‘The Wicket is Offering Plenty’: Tongue Celebrates Five-Wicket Haul and Justifies England’s Batting Approach.

After collapsing to a total of 110 in the MCG, another revolution of the unceasing wheel of pain on the current Ashes tour, but for Josh Tongue day one of the Boxing Day Test was also a career high.

“Dreams come true,” he stated at the end of a action-packed day where a remarkable 20 wickets tumbled. “I’ve always wanted to play in the Ashes, if it’s home or away, and this is incredibly special. To be here at the Melbourne Cricket Ground with all my family in as well is the icing on the cake.”

The state of the game is already stacked in Australia’s favour, with a 46-run first-innings lead and set to bat again on an alarmingly sporty pitch that may now settle on day two. But this was also Tongue’s day, the standout bowler with a personal best figures of 5/45 as England rolled Australia out for 152.

“It was a fantastic day of Test cricket on Boxing Day. Obviously coming to the ground here this morning, winning the toss and electing to bowl first, I thought we did a superb job as a collective attack.”

“Credit to them, they bowled well too. It’s a pitch which is doing quite a bit. But we’ve got to just come back tomorrow and repeat the performance.”

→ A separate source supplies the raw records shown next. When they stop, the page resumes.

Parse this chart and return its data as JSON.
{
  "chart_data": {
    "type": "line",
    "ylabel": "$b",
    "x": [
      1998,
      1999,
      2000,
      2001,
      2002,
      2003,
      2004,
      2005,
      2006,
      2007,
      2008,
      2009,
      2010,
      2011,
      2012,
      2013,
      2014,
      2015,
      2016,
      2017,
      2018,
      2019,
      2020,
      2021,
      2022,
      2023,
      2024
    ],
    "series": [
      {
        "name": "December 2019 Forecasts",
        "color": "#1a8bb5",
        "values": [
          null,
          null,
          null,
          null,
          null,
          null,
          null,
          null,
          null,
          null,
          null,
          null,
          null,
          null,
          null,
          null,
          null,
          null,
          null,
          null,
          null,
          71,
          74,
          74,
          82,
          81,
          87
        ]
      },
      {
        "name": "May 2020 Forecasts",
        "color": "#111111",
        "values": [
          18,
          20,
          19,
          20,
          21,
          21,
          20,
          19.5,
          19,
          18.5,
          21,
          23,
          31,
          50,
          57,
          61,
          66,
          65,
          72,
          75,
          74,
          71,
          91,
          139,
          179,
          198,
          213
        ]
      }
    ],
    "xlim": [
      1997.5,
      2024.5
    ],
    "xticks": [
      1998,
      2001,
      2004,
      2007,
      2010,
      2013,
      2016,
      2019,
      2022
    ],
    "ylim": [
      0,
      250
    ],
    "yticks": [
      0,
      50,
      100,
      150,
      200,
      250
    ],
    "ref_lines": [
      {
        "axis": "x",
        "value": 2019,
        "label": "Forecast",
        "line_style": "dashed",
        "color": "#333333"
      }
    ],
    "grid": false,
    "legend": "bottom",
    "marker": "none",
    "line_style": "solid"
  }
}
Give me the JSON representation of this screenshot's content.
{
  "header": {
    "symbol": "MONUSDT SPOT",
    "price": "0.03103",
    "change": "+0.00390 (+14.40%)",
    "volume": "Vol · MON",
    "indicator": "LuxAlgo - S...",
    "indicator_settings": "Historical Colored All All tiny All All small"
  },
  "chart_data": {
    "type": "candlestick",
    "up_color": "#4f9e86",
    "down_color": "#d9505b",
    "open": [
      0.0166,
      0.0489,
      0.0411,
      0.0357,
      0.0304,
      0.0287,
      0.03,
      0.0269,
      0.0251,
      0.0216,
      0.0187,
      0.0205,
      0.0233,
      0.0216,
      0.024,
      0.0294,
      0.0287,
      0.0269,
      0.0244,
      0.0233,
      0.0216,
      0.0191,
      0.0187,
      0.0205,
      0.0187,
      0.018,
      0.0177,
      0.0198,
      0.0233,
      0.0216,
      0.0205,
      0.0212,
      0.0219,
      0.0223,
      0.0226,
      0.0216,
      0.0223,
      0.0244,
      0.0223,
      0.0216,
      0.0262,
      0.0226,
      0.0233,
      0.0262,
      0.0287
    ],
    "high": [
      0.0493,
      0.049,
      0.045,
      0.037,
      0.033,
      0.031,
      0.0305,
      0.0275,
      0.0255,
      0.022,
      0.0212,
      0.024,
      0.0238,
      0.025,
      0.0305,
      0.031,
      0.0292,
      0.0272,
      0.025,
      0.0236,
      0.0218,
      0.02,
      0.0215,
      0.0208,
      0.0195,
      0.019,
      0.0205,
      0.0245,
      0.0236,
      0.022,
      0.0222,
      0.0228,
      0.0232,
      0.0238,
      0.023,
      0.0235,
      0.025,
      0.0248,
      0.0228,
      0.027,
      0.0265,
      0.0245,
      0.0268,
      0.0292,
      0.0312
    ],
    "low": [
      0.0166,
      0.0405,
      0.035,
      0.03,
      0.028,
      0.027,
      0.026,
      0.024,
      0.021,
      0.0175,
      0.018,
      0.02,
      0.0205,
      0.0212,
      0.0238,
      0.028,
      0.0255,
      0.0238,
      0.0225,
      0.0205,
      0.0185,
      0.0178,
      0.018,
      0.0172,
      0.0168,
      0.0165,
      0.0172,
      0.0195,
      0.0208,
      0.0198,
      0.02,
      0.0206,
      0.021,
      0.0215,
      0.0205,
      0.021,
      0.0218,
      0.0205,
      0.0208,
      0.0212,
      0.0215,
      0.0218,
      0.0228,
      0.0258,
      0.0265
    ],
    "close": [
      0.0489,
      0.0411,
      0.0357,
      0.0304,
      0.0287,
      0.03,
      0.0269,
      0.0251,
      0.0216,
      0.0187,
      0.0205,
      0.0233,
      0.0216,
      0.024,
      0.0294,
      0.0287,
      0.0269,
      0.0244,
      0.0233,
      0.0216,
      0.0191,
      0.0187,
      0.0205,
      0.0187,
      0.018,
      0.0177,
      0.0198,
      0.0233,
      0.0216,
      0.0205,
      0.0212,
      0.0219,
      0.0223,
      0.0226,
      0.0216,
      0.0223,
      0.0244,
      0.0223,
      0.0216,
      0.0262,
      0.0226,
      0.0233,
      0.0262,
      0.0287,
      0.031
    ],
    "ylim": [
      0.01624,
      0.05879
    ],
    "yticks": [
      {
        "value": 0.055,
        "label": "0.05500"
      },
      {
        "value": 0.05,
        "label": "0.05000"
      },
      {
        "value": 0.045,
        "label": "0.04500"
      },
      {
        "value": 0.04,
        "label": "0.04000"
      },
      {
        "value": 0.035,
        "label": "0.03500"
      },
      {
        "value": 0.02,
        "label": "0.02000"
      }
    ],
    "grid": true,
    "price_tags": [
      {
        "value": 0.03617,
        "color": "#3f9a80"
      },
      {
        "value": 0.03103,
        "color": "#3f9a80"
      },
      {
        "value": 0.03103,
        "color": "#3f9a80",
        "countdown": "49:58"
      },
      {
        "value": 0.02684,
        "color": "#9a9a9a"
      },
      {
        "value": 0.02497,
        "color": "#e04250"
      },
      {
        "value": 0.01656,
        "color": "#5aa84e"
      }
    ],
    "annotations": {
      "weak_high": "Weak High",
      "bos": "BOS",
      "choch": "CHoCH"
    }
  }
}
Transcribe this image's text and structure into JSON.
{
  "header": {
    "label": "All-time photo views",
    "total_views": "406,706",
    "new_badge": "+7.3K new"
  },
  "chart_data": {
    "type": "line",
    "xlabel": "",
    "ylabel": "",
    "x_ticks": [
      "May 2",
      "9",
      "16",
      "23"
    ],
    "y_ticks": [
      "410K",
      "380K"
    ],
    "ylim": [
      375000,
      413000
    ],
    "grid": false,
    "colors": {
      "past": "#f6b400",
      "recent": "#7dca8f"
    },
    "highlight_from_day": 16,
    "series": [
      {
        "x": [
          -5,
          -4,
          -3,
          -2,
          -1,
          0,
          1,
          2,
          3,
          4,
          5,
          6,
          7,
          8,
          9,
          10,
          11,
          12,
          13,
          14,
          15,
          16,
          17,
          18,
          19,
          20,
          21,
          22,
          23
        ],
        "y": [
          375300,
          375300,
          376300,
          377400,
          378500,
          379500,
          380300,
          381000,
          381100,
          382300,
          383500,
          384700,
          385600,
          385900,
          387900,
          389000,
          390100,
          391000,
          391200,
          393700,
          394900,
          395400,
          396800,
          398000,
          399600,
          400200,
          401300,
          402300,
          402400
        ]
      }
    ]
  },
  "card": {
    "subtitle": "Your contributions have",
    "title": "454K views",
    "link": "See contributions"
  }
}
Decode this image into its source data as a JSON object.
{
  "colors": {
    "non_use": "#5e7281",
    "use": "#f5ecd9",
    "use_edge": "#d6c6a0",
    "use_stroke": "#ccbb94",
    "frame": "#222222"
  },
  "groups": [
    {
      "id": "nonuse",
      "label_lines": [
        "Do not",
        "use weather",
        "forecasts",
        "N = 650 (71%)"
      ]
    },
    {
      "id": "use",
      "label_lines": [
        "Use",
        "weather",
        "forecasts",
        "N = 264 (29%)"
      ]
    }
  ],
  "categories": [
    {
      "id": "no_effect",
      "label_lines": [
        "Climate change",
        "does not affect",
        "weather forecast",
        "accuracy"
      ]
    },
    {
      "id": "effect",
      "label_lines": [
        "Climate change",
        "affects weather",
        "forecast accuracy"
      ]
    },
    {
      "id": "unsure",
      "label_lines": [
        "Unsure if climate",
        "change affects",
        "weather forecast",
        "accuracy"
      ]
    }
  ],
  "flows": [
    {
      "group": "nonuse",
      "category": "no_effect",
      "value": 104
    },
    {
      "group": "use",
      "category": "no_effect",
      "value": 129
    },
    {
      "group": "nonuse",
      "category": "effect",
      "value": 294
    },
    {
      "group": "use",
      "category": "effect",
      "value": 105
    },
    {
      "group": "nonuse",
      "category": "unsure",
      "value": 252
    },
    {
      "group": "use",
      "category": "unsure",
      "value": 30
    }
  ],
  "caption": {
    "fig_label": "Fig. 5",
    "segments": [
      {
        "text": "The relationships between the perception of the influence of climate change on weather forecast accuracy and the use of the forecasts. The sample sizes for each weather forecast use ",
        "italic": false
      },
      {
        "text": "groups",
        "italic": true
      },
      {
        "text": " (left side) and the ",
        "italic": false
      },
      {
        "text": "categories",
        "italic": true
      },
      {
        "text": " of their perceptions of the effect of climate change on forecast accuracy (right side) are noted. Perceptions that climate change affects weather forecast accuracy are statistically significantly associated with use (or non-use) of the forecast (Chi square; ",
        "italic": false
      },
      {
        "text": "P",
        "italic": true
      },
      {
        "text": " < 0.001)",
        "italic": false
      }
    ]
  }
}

“I feel like if you put the ball in the right areas, which I felt like we did today as a group, you’re going to reap the benefits. It feels like that fuller length definitely helped, it helped me, definitely, with my natural angle.”

Justifying the Strategy

There may be a sense of dissonance for English fans in hearing Tongue repeated the playbook chapter headings about applying scoreboard pressure, playing an positive style of cricket and so on, something England did here by just about crawling past three figures at 3.7 runs an over. “That’s our brand of cricket. We play a very positive brand of cricket. We try and put pressure on the opposition and take it back to them.”

Tongue said there was no real direction on how England would bat on this surface, perhaps inadvisably given they were dismissed inside 30 overs. “We didn’t have an extensive discussion. I feel like we want to put pressure back on to the opposition, so whoever walks out thinks it’s the appropriate moment to obviously shift a gear or put them on the back foot.

“I think, knowing where you’re scoring options are is vitally important on this sort of wicket when the ball is doing a bit more. But yeah, I thought Harry Brook batted exceptionally well. The runs that he got were absolutely vital in obviously a small first innings total.”

Dismissing a Legend

Tongue’s spell also contained the latest stage in a run of consistent performances against the Australian captain, but he dismissed suggestions he might “hold an advantage” over him.

“No, he’s clearly a world-class batter. I’ve grown up watching him, and obviously getting him out is a huge thrill. But yeah, to me, it’s just another batter that I want to try and get out. It doesn’t really matter who he is. My primary objective is to get the batter out at the other end. So yeah, it’s obviously a nice feeling.”

A View from the Other End

There was a more ominous take at stumps from Michael Neser, a leading wicket-taker in England’s reply and a career-long student of the Melbourne pitch.

“We know it can deteriorate quickly on day one and day two, then when the wicket hardens up and dries out it can be good for batting. So I don’t want to have the preconceptions tomorrow that the pitch is going to do a lot. It could be a different proposition in the second innings.”

Australia will begin day two with 10 wickets in hand and their aggressive left-hander at the crease, alongside surely one of the most popular nightwatchmen in Test history, the local boy Scott Boland. Asked if he felt the grassy pitch did excessive amounts on day one of a Test, Neser had a brief reply. “I’m a bowler, so no”.